Studiengebühren sind Mehrbedarf
Im regelmäßigen Unterhalt eines volljährigen Kindes sind Studiengebühren nicht enthalten. Sie sind als Mehrbedarf zusätzlich zu entrichten. OLG Zweibrücken, Urt. v. 23.12.2008 — 11 UF 5 19/08
Sachverhalt:
Die Klägerin ist die volljährige Tochter des Beklagten; sie studiert Jura und lebt am Studienort. Vom Beklagten verlangt sie die Zahlung laufenden Kindesunterhalts und zusätzlich der Studiengebühren von 602 € pro Semester (Studentenwerks- sowie Verwaltungskostenbeitrag). Das Amtsgericht hat der Klage weitgehend stattgegeben. Mit seiner Berufung macht der Beklagte u. a. geltend, er sei erneut verheiratet. Außerdem müsse auch die Mutter der Klägerin anteilig zum Unterhalt herangezogen werden.
Entscheidung:
Das OLG Zweibrücken folgt der Auffassung des Klägers nicht. Zunächst ermittelt es den Unterhaltsbedarf der auswärts lebenden Studentin mit 640 € im Monat und zieht das volle Kindergeld bedarfsdeckend ab. Die Studiengebühren sind hierin jedoch nicht enthalten und stellen unterhaltsrechtlichen Mehrbedarf dar, der allerdings für die Vergangenheit nur unter den Voraussetzungen des Verzugs verlangt werden kann. Eine Mithaftung der Kindesmutter sieht das OLG Zweibrücken als nicht gegeben an, da sie über keine eigenen Einkünfte verfüge.
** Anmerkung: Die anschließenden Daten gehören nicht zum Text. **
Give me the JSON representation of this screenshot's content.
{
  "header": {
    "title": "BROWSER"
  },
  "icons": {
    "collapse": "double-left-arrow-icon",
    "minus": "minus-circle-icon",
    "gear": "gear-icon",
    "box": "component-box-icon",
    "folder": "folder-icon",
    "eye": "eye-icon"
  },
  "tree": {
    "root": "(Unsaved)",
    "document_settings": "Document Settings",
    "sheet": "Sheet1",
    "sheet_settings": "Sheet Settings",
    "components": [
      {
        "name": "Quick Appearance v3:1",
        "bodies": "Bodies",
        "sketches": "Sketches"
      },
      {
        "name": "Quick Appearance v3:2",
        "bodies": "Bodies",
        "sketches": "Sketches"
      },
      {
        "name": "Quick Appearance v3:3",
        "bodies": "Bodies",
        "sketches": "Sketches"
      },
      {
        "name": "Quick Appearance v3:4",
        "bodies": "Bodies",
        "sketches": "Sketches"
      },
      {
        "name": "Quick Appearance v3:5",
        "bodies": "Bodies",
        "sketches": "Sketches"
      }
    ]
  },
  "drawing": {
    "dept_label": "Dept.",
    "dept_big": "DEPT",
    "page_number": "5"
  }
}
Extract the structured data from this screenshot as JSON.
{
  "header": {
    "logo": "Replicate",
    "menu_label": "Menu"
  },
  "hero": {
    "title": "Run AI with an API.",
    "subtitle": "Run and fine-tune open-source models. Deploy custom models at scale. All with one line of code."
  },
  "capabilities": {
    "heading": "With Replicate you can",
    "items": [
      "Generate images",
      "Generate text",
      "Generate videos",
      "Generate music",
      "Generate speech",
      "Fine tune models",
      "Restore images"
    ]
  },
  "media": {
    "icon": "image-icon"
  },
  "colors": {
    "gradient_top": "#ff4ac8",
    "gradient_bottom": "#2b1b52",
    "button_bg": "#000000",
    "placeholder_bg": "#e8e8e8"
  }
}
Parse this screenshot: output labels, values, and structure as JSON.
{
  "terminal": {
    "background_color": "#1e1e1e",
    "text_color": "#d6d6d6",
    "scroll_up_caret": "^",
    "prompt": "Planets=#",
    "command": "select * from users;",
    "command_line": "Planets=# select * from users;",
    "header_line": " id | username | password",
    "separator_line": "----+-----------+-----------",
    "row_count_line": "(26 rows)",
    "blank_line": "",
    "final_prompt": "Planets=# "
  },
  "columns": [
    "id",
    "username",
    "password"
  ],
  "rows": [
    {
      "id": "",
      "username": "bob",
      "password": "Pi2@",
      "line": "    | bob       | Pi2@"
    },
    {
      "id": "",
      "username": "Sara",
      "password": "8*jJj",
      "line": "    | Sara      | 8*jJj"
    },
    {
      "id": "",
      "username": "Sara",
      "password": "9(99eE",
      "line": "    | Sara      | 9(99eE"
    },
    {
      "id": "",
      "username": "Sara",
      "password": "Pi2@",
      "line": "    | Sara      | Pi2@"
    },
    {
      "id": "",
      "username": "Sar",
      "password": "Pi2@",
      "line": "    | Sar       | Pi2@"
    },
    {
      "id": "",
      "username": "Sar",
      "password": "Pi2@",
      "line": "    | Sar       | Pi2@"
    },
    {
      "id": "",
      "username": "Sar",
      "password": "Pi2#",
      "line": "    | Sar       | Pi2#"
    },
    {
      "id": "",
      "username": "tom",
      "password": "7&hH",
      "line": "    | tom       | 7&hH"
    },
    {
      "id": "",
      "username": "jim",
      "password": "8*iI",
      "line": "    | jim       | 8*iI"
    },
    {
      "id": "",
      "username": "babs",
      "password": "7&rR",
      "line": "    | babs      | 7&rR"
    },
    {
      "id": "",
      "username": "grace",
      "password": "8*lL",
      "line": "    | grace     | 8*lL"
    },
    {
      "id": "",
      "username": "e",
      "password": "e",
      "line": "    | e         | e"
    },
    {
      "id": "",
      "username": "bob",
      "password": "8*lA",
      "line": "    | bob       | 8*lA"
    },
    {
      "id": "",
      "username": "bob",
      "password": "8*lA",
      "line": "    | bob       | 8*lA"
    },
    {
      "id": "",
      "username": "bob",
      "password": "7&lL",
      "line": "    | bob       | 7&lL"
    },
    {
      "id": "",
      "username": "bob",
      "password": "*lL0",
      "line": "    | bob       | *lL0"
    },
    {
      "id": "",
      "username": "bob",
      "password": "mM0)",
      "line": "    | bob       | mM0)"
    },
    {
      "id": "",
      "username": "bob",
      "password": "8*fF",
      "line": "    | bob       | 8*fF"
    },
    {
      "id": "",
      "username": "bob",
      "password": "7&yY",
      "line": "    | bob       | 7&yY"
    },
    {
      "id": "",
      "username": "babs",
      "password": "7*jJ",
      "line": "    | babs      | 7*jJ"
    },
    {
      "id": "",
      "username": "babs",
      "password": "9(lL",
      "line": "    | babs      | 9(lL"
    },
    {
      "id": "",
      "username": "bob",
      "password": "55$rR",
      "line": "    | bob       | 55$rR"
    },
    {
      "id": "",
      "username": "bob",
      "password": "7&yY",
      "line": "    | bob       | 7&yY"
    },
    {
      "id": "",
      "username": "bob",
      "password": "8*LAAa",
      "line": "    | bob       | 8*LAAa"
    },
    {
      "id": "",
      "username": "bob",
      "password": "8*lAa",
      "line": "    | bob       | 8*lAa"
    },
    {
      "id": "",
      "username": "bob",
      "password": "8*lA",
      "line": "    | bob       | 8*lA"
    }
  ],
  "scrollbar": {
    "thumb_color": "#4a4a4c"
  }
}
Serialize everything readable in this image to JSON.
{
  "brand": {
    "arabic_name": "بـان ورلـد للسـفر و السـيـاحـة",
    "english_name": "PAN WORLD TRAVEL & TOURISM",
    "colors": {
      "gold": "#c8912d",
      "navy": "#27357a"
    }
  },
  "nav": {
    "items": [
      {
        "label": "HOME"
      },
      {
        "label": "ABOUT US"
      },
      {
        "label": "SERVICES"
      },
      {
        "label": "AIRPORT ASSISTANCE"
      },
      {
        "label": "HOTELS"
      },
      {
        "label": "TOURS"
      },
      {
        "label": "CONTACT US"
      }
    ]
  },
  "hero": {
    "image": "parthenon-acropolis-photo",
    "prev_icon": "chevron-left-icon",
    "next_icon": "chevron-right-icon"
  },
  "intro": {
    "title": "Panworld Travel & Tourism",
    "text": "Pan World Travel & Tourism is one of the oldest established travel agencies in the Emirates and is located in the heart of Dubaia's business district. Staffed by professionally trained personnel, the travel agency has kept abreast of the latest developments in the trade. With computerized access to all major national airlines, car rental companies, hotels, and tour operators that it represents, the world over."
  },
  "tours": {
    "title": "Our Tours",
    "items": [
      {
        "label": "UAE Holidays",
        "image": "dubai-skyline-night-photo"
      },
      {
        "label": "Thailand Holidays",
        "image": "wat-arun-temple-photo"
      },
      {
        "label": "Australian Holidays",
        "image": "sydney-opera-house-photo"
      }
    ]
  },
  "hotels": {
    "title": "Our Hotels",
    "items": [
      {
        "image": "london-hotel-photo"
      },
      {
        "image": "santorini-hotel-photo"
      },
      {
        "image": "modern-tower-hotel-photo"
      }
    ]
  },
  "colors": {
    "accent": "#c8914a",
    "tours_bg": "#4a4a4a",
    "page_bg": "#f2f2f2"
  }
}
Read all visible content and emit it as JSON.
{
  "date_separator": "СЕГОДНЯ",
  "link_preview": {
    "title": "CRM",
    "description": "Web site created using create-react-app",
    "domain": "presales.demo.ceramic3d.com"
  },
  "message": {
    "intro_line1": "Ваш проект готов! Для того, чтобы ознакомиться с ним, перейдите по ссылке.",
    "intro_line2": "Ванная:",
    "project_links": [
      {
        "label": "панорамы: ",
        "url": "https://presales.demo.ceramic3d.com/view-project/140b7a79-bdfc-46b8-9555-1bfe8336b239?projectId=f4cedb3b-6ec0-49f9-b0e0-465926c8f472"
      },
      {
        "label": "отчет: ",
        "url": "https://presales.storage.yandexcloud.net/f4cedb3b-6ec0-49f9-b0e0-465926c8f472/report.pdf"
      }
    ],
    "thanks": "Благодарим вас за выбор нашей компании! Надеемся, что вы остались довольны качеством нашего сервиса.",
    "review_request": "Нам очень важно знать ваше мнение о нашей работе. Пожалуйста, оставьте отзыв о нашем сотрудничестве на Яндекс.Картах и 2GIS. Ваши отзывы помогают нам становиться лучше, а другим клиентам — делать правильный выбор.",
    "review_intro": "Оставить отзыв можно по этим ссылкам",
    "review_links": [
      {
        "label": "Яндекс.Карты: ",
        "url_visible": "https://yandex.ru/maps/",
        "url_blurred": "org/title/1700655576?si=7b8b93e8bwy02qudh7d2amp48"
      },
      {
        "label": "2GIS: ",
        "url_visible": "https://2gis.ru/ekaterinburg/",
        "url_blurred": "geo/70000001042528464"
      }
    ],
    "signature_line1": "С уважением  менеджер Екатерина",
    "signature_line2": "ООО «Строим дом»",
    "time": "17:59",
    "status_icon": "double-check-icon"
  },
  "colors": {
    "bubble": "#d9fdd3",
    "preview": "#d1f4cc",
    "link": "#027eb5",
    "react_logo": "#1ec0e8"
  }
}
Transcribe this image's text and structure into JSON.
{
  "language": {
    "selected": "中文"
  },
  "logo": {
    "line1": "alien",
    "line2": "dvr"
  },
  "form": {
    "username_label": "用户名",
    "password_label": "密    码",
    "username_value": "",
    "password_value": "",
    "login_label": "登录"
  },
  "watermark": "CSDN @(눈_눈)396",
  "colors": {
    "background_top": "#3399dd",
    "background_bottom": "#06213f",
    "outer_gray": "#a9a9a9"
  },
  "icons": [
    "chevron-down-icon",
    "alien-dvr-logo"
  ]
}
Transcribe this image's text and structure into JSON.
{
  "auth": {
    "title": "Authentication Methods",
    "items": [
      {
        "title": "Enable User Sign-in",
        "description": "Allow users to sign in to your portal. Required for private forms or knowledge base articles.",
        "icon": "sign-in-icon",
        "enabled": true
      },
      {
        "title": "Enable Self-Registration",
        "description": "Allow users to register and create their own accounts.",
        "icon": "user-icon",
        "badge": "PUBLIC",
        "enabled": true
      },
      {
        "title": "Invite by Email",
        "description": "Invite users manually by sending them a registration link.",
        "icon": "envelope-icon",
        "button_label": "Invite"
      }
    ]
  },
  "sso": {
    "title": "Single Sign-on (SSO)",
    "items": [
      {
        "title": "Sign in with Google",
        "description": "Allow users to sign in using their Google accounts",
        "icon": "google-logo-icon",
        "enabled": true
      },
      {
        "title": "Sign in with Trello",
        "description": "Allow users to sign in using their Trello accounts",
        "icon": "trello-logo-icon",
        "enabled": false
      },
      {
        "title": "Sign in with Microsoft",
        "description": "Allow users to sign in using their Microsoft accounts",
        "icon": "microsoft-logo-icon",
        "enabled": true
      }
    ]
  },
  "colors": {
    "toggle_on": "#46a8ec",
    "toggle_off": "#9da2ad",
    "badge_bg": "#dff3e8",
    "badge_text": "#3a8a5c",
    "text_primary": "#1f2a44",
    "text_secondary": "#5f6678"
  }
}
Eine Zurechnung fiktiver Einkünfte komme im Verhältnis zwischen volljährigem Kind und Eltern nicht zum Zug. Dem auf Barunterhalt in Anspruch Genommenen bleibe deshalb nur die Möglichkeit, über die Vorschrift des § 1607 Abs. 2 Satz 1 BGB Ersatz vom anderen Elternteil zu verlangen. Auch aus der neueren BGH-Rechtsprechung ergebe sich nichts anderes, da diese die Bemessung des Ehegattenunterhalts betreffe und nur insoweit auch den Vorwegabzug fiktiven Volljährigenunterhalts zulasse. Die Unterhaltszahlungen des Beklagten hätten auch die ehelichen Lebensverhältnisse in seiner neuen Ehe bestimmt. Hierbei sei der Vorrang der Ehefrau zu beachten (deren Bedarf hier allerdings durch Eigeneinkünfte gedeckt sei).
Praxishinweise:
1. Der Unterhaltsbedarf des volljährigen Kindes, das ausbildungs- oder studienhalber auswärts lebt, beträgt grundsätzlich 640 € im Monat (DT Anm. 7).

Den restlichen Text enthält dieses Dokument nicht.